• Description

Every home has mould spores present, most of the time they are dormant and completely harmless. Mould spores exist in all environments indoors and out and at all times of the year. They are part of our natural environment. Mould needs three things in order to exist – moisture, oxygen and something to eat. Mould needs very little nutrient and will grow on wood, plaster, window sills, walls, ceilings.

To eliminate mould growth we need to remove one of the three things mould needs to exist. The food source, we cannot remove as it’s in most building materials we use to build our homes. Oxygen, we can’t remove that, there no point in killing ourselves. This leaves us with only one choice, removing the moisture. We cannot remove all moisture within our homes, but we can control it and limit its adverse effects.

Moisture within our homes comes from two distinct sources, faults within the building structure that let moisture into the dwelling and the moisture we produce while living in the dwelling. Leaking roofs, leaking water pipes, rising damp etc. will increase the moisture levels in the home. These sources are relativity easily to correct. Other sources of moisture within our homes come from a variety of different occupational activities, like cooking, showering, drying clothes. The list goes on. All these activities add moisture to our indoor environment and the problem arises when condensation forms on surfaces.

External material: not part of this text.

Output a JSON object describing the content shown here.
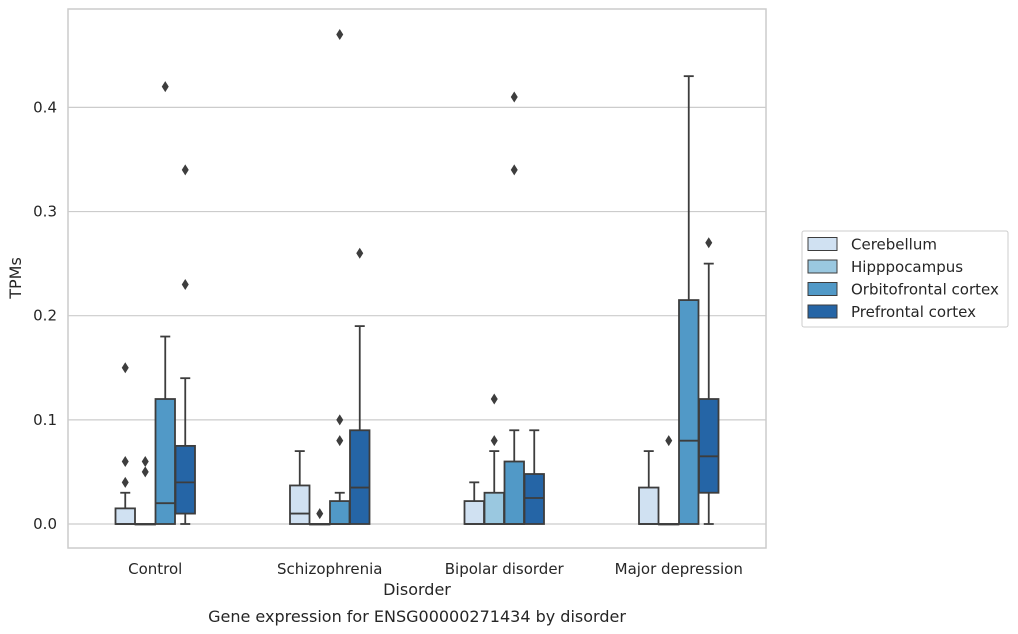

The formation of condensation occurs when the moisture vapour in the air touches a cooler surface that is below the dew point of the moisture vapour. The dew point is not a single temperature point, but a relationship between the air temperature and the relative humidity of the air. As the relative humidity rises for a given temperature the dew point also rises. To give an example, let's assume an indoor temperature of 20 degrees. When the relative humidity reaches 70%, the dew point will be at 14 degrees. This means that the moisture in the air will condense onto surfaces with a temperature of 14 degrees or below. In these conditions mould growth will occur within 24 weeks. If the relative humidity rises 75% the surface temperature will need to be above 15 degrees or mould growth will occur in 6 weeks and at 80% the surfaces will need to be above 16 degrees or mould growth will occur within 2 weeks. To experiment with dew points has a dew point calculator you can try out.

Air moves naturally around our homes and in doing so carries the moisture with it. The temperature within each room of our home is not always the same so we may find that some rooms are colder than others; we may have a bedroom in an external corner of our house or we may have turned off a radiator in an unused room. The temperature of surfaces within a particular room may also vary according to its location. Cooler surfaces may be found, for instance, behind large pieces of furniture against an outside wall e.g. wardrobes or the wall below a window or a bedroom ceiling against an outside wall.

As the moist air moves around our home it will come into contact with all these surfaces. If we use the example above where the relative humidity is 70% we will find that condensation will occur on all surfaces with a temperature of 14 degrees or below. This is where, given time, mould is likely to grow.

Controllable ventilation is provided as standard within our homes and the need to ventilate has been explained. By controlling the moisture within are homes we can eliminate mould. We don’t have to leave the windows open all the time to get rid of the moisture. Remember it takes time for mould to grow and it needs moisture or it will die. If you want to keep all the windows closed during a cold February day or even a week then do so, but when the weather conditions improve, open the windows and let air in and the moisture out. Let the surfaces dry out. Once dry the spores will be unable to grow.